My last vision was April 9th, 2008: the vision came to me between 72nd street and 59th street on the West Side Highway in New York City. I remember I was thinking about the fact that the first thing I read every morning is the New York Times Obituary section: I’m fascinated with how people have led their lives.

 

And suddenly, on that short section of highway in Manhattan, I had the vision: a Facebook-like place where families could archive and share memorabilia and remembrances of loved ones gone. No advertising, the site would maintain itself with tie-ins with pharmaceutical companies and florists. Your uncle died at 63 from cancer? What is the age range of people who died from cancer? How can you prevent it happening to you? The site would also have triggers that would let you know when someone with your last named died, or someone from your high school died, or from your home town. I saw descendants, a century from now, reading well wishes and remembrances by friends of the their great great grandparents. I came up with a domain name. 

 

By the time I passed 59th street, I couldn’t wait to get to work to see if the domain name that sprung from my head was available. It wasn’t, but of course….after the vision, the work starts. 

 

That night I was driving into my driveway on my way home from work when I got a call on my cell. A woman I’d never met was calling to tell me that my oldest friend, my roommate in college, had died of a heart attack the night before. Strangely, he had composed a list of people to contact in case of his death and I was number one or two on that list. The problem with Visions: they place themselves at the center of your world view and if the Vision is strong enough, your world begins to morph itself to accommodate it. More on this below.

 

Visions like this, if you are lucky enough to have them, are rare things. I spent the first half of my life pursuing the life of an artist - musician, painter, writer - so I had some experience with altered states from staring down a canvas and had a great deal of respect for all right brained activity. What separates entrepreneurs (and artists) from the other, sane section of the work a day world, that when we are afflicted with these visions, there is a deep burning desire to see them REALIZED! 

 

To illustrate: my first real vision happened in my later 30’s at a time when CD-Rom games like 7th Guest and Myst were popular.
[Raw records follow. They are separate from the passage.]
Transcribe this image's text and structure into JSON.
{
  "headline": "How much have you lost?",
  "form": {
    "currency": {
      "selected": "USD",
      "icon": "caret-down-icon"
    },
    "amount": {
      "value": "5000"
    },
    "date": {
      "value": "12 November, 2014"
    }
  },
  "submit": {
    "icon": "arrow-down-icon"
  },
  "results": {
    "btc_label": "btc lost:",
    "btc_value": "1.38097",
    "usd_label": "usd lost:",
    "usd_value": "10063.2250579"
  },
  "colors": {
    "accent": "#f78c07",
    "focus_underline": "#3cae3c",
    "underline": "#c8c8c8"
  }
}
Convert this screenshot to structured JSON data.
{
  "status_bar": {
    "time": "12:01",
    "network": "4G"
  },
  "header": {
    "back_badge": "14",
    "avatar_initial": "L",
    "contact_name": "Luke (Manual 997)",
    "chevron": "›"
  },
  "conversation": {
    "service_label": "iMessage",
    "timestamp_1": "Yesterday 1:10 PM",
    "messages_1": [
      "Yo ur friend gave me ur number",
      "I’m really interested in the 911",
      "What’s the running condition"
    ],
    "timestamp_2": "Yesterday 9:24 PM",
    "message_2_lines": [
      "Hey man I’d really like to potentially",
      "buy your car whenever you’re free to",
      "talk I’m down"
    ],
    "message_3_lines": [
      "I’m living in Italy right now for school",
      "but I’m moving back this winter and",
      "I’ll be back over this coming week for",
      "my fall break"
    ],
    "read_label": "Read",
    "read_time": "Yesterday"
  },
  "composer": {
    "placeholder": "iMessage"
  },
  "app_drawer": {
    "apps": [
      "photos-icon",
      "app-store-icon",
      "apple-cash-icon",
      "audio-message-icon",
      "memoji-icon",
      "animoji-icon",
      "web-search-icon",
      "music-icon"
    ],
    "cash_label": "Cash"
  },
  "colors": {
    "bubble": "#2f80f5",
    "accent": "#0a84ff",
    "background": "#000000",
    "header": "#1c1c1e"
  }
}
At the time I was a lowly salesman selling 3D Animation workstations to special effects houses. My job put me in the path of most of the computer games trade shows, so I would bump up against some of the major players in the industry all the time. Then I had a vision: Dreamland! A puzzle based video game based on Dante’s Inferno. 

 

The power of visions is that, unlike ideas, they come fully formed - of one piece - and that means they are much more powerful than a typical daydreaming session. My vision of Dreamland was such a powerful idea in my mind that people I talked to were just drawn to the idea. I ran into Matt Costello, the writer for 7th Guest and based on my enthusiasm agreed to help me, eventually introducing me to his agent and being on my board of advisors. Another person who lived in my apartment at the time was a scenic designer for the movies and he introduced me to Krisi Zea, an award winning production designer. I showed her a 5 second clip of some moody 3D trees on a barren landscape that I had talked the artists at the software company to make for me, and both she and our mutual friend were in. 

 

Weeks after the vision, I had quit my job, I had an agent, a team, my first company (Quartet), an office I rented above a real estate office, verbal interest from Microsoft to distribute this game that didn’t exist yet except in my head, and effects house Digital Domain all set to do the production.

 

Eventually it failed but not because of the vision: somebody had a bigger vision. Dreamworks had just formed. Our final meeting with Microsoft was set to take place in Redmond where we were expecting to get initial funding. Our meeting was postponed because Spielberg, Geffen, and Katzenberg took our slot! At the end of their meeting, Microsoft had agreed to shut down their gaming division in exchange for being the sole distributor of Dreamworks Games: games, like mine, that didn’t exist yet. 

 

Yet the power of Vision didn’t go away: it morphed. The fact that I was approaching 40 with 2 small children, a wife, and a house mortgage didn’t affect my decision to keep going. The end of DreamLand and Quartet drove me to get the Vision REALIZED some other way. 3D on the Web in the form of an open source technology called Virtual Reality Modeling Language (VRML). I started writing about VRML and creating games on the Web instead of on a CD. Eventually I was one of the leading tech writers on VRML which prompted SGI, who at the time was heavily invested in VRML, to hire me as their VRML evangelist. 

 

My first order of business: I developed small 12k VRML Web banner ads. And with a group of similar minded technology companies from Macromedia, Intel, and Unicast, we introduced the world to Rich Media Advertising. The Vision was not the same Vision I had when I was dreaming of creating the next Myst, but it was the power of that initial inspiration that changed my life forever.

 

In retrospect I feel the development of Rich Media in Web advertising was the realization of that Vision I had a few years before. The vision morphed from a CD-Rom game project that would have probably died on the vine (the computer game industry imploded that year and took years to recover) but instead I was part of the ground floor of a brand new industry: The Web and Rich Media Advertising.

 

Stay tuned for Part Two of Visions.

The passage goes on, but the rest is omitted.